I WAS inside a local pie shop the other day, waiting to buy a steak and kidney, when I was astonished to see a young bloke knock back his change. After he left with his scarlethaired lady friend, the older woman behind the counter said that this often happens with young people now – they only want notes and don’t want to carry coins in the pocket. Matter of fact, she said, I get a guy who comes in regular, and takes his change in coins but goes to his car and throws them onto the front passenger floor. When this accumulating pile gets to be a nuisance, he kicks them through to the back floor of his Commode, where they rattle around until the end of the month. Then he finally picks them up and cashes the lot in at his bank, and he’s generally got enough to cover that month’s car payment!
That’s humans – everybody is different. But I’m discovering it’s getting increasingly harder to find old-school engineers who will make one-off car stuff for me, as they’re either retiring as their body is stuffed from too much manual work, or they’re shuffling off to meet God’s people upstairs.
I needed a specifically shaped muffler a couple of months ago, so I got on the dog-and-bone to try and find some firm who could make one to my specifications – nothing complicated, in normal sheet steel and pipe. I got told this mob would make me one in stainless for 330 bucks, so I said okay, then didn’t check until yesterday.
“Oh,” the guy at the end of the wire said, “I forgot about that. I’ll call the manufacturer and ring you back.” So he did this and apologised that my order had been lost. But my guess was that my plan had gone into the too-hard basket, and they didn’t want to know about a one-off job.
I used to know an old bloke who worked in a small shed in Brisbane, specialising in making just mufflers. You could tell him you wanted a sport note, or a loud bellow that echoed off the houses when the revs got up, or a dead-quiet assembly that wouldn’t wake the neighbours as you left your lover’s flat at two o’clock in the morning. I used to watch him at work, fascinated by the way he fabricated plates and pipes to end up with the result the customer had ordered.
That old guy is long gone now, so I guess I will have to sit down with sheet steel and pipe to design and weld up my own.

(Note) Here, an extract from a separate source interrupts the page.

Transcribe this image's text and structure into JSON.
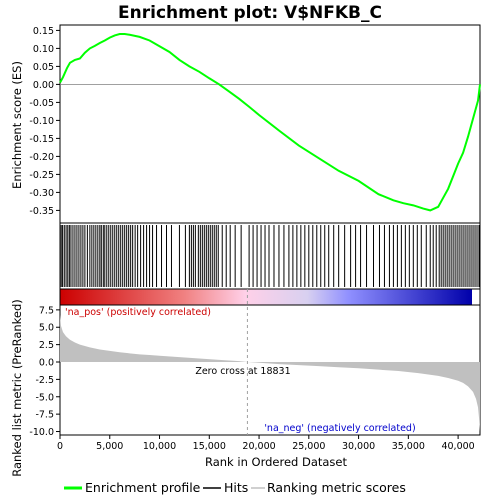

But I have a special piece of paper in my file marked Contacts For Stuff, and have slowly accumulated over the years the people and firms that will still manufacture special bits to go into mostly competition cars.
There’s a bloke at Greenbank who makes intake and exhaust valves from blank forgings, in stainless or titanium, plus essential bronze valve guides, and he also ports cylinder heads.
From Special Piston Services in Melbourne I can get pistons made from their own forgings, while excellent cast-alloy pistons come from the wide range manufactured by JP Pistons in Adelaide, who have been around forever and will also make replacements – like slugs for Ferraris from a buggered sample sent down to them.
There’s a small manufacturer in Queensland that will wind special coils from flaw-free wire to come up with a set of valve springs to your specification. Argo in New South Wales also designs and machines up excellent steel connecting rods in short order, given a basic set of sizes, which will survive many years of high-stress revs in a racing engine. There was a foundry and machine shop in Victoria that would cheerfully cast you a new crankshaft in iron, and I guess they are probably still operating.
The Kiwis are also equal with the Oz can-do people in this field, which is why the techs from both our countries are in such high demand overseas. I had a case during a big international vintage rally in NZ, where we broke a valve in a 1903 Panhard-Levassor before we got to Taupo, and it didn’t run well on only one cylinder.
We got to a local machine shop late that day, and they said yes, we can turn you up two new ones out of Chev truck exhaust valves, but we might not have enough time to complete this machining. Doesn’t matter, I said, do what you can and I’ll finish them off.
By five o’clock they had these pieces to the stage where the stems could be cut to length, and a hole drilled through each to take a spring retainer pin. Got towed back to our base at Rotorua, used a hacksaw with a drill and a file to make them fit the engine, and went rallying again at seven in the morning.
There have been many brilliant engineers making stuff in this country. Cam grinder Hedley McGee also designed and made specialist bits for speedway cars, including alcohol fuel injection, while Merv Waggott in Sydney produced twin-cam alloy heads for humpy Holdens, then turned around and created a two-litre, 16-valve four for racing, which outperformed the English-built Cosworth FVA!